Зима подходила к концу. В эту зиму ее великогерцогское высочество, княгиня цу Рид-Гогенрид, разрешилась от бремени дочкой. Наступила весна, и его королевское высочество великий герцог Альбрехт отбыл, по своему обыкновению, в Голлербрунн. И вдруг и в печати и среди публики промелькнул слух, который людьми благоразумными был встречен сперва с недоверчивой усмешкой, но затем слух этот оформился, окреп, оброс всевозможными подробностями и занял доминирующее место в повседневных разговорах.

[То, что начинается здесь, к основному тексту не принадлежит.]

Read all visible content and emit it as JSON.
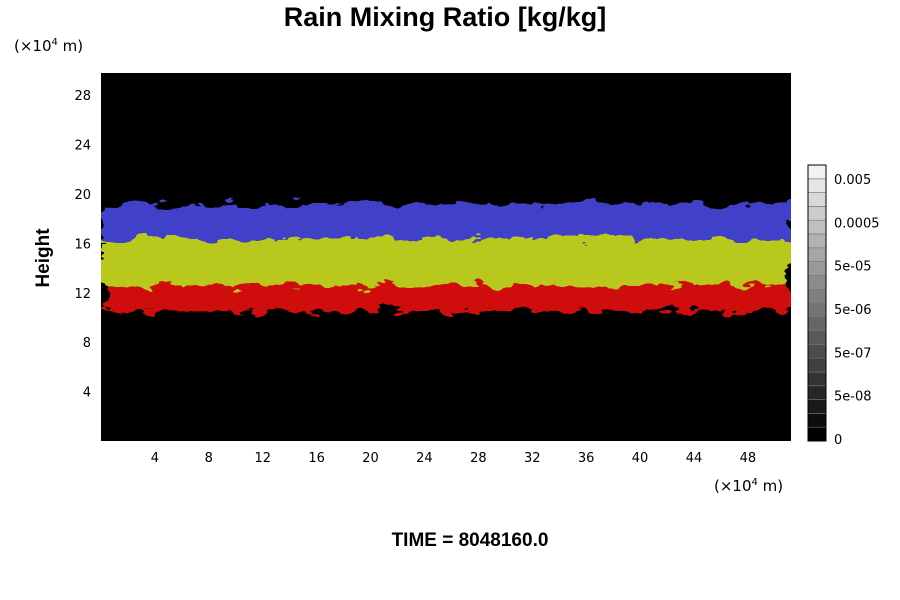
{
  "chart_data": {
    "type": "heatmap",
    "title": "Rain Mixing Ratio [kg/kg]",
    "ylabel": "Height",
    "xlabel": "",
    "y_unit": {
      "prefix": "(×10",
      "exp": "4",
      "suffix": " m)"
    },
    "x_unit": {
      "prefix": "(×10",
      "exp": "4",
      "suffix": " m)"
    },
    "xlim": [
      0,
      51.2
    ],
    "ylim": [
      0,
      29.8
    ],
    "x_ticks": [
      4,
      8,
      12,
      16,
      20,
      24,
      28,
      32,
      36,
      40,
      44,
      48
    ],
    "x_tick_labels": [
      "4",
      "8",
      "12",
      "16",
      "20",
      "24",
      "28",
      "32",
      "36",
      "40",
      "44",
      "48"
    ],
    "y_ticks": [
      4,
      8,
      12,
      16,
      20,
      24,
      28
    ],
    "y_tick_labels": [
      "4",
      "8",
      "12",
      "16",
      "20",
      "24",
      "28"
    ],
    "background_color": "#000000",
    "layers": [
      {
        "color": "#d01010",
        "y_min": 10.5,
        "y_max": 13.2,
        "x_min": 0.5,
        "x_max": 51.2
      },
      {
        "color": "#b8c81a",
        "y_min": 12.6,
        "y_max": 16.5,
        "x_min": 0,
        "x_max": 51.2
      },
      {
        "color": "#4040c8",
        "y_min": 16.4,
        "y_max": 19.2,
        "x_min": 0,
        "x_max": 51.2
      }
    ],
    "colorbar": {
      "levels": 20,
      "labels": [
        "0.005",
        "0.0005",
        "5e-05",
        "5e-06",
        "5e-07",
        "5e-08",
        "0"
      ],
      "colors": {
        "low": "#000000",
        "high": "#f2f2f2"
      }
    }
  },
  "footer": {
    "time_text": "TIME = 8048160.0"
  }
}
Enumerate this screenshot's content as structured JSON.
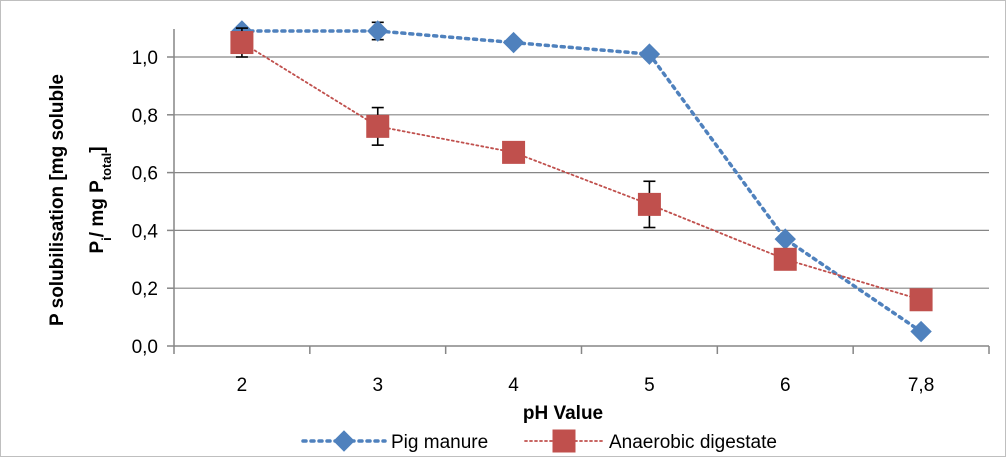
{
  "chart_data": {
    "type": "line",
    "categories": [
      "2",
      "3",
      "4",
      "5",
      "6",
      "7,8"
    ],
    "xlabel": "pH Value",
    "ylabel_line1": "P solubilisation [mg soluble",
    "ylabel_line2": {
      "p1": "P",
      "sub1": "i",
      "p2": "/ mg P",
      "sub2": "total",
      "p3": "]"
    },
    "ylim": [
      0,
      1.1
    ],
    "yticks": [
      0,
      0.2,
      0.4,
      0.6,
      0.8,
      1.0
    ],
    "ytick_labels": [
      "0,0",
      "0,2",
      "0,4",
      "0,6",
      "0,8",
      "1,0"
    ],
    "grid": "horizontal",
    "legend_position": "bottom",
    "series": [
      {
        "name": "Pig manure",
        "values": [
          1.09,
          1.09,
          1.05,
          1.01,
          0.37,
          0.05
        ],
        "errors": [
          0,
          0.03,
          0,
          0,
          0,
          0
        ],
        "color": "#4f81bd",
        "marker": "diamond",
        "line_style": "dotted"
      },
      {
        "name": "Anaerobic digestate",
        "values": [
          1.05,
          0.76,
          0.67,
          0.49,
          0.3,
          0.16
        ],
        "errors": [
          0.05,
          0.065,
          0,
          0.08,
          0,
          0
        ],
        "color": "#c0504d",
        "marker": "square",
        "line_style": "dotted"
      }
    ]
  }
}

— В чем дело? — Один из великогерцогских замков будет продан. — Что за ерунда! Какой же замок? — Дельфиненорт. Замок Дельфиненорт в северной части городского сада. — Глупая болтовня. Будет продан? Кому? — Шпельману. — Смешно. Зачем он Шпельману? Не собирается же он отремонтировать замок и поселиться там? — Очень просто. Но, возможно, наш ландтаг будет возражать. — А какое до этого дело ландтагу? Разве государство обязалось содержать в порядке Дельфиненорт? Будь это так, надо думать, прекрасное здание не было бы так запущено. Значит, ландтаг возражать не может. Переговоры, вероятно, уже сильно продвинулись? — Конечно. Они уже закончены. — Да ну? В таком случае, наверно, можно уже назвать точную цифру? — Еще бы! Два миллиона и ни пфеннига меньше. — Не может быть! Имение принадлежит правящей династии! — Ну что ж что династии? Ведь это не Гримбург! И не Старый замок! Это загородный дворец, спокон веков никому не нужный, загородный дворец, из-за недостатка средств пришедший в полный упадок. — Шпельман, значит, собирается каждый год приезжать к нам и проводить месяц-другой в Дельфиненорте? — Нет. Он собирается совсем переселиться сюда. Он устал от Америки, хочет с ней распрощаться, и его первый приезд к нам был не что иное, как рекогносцировка. Он болен, хочет уйти от дел. В душе он всегда оставался немцем. Отец эмигрировал, а сын хочет вернуться на родину. Он хочет жить размеренной жизнью, пользоваться духовными благами нашей столицы и провести остаток своих дней в непосредственной близости от Дитлиндинского источника!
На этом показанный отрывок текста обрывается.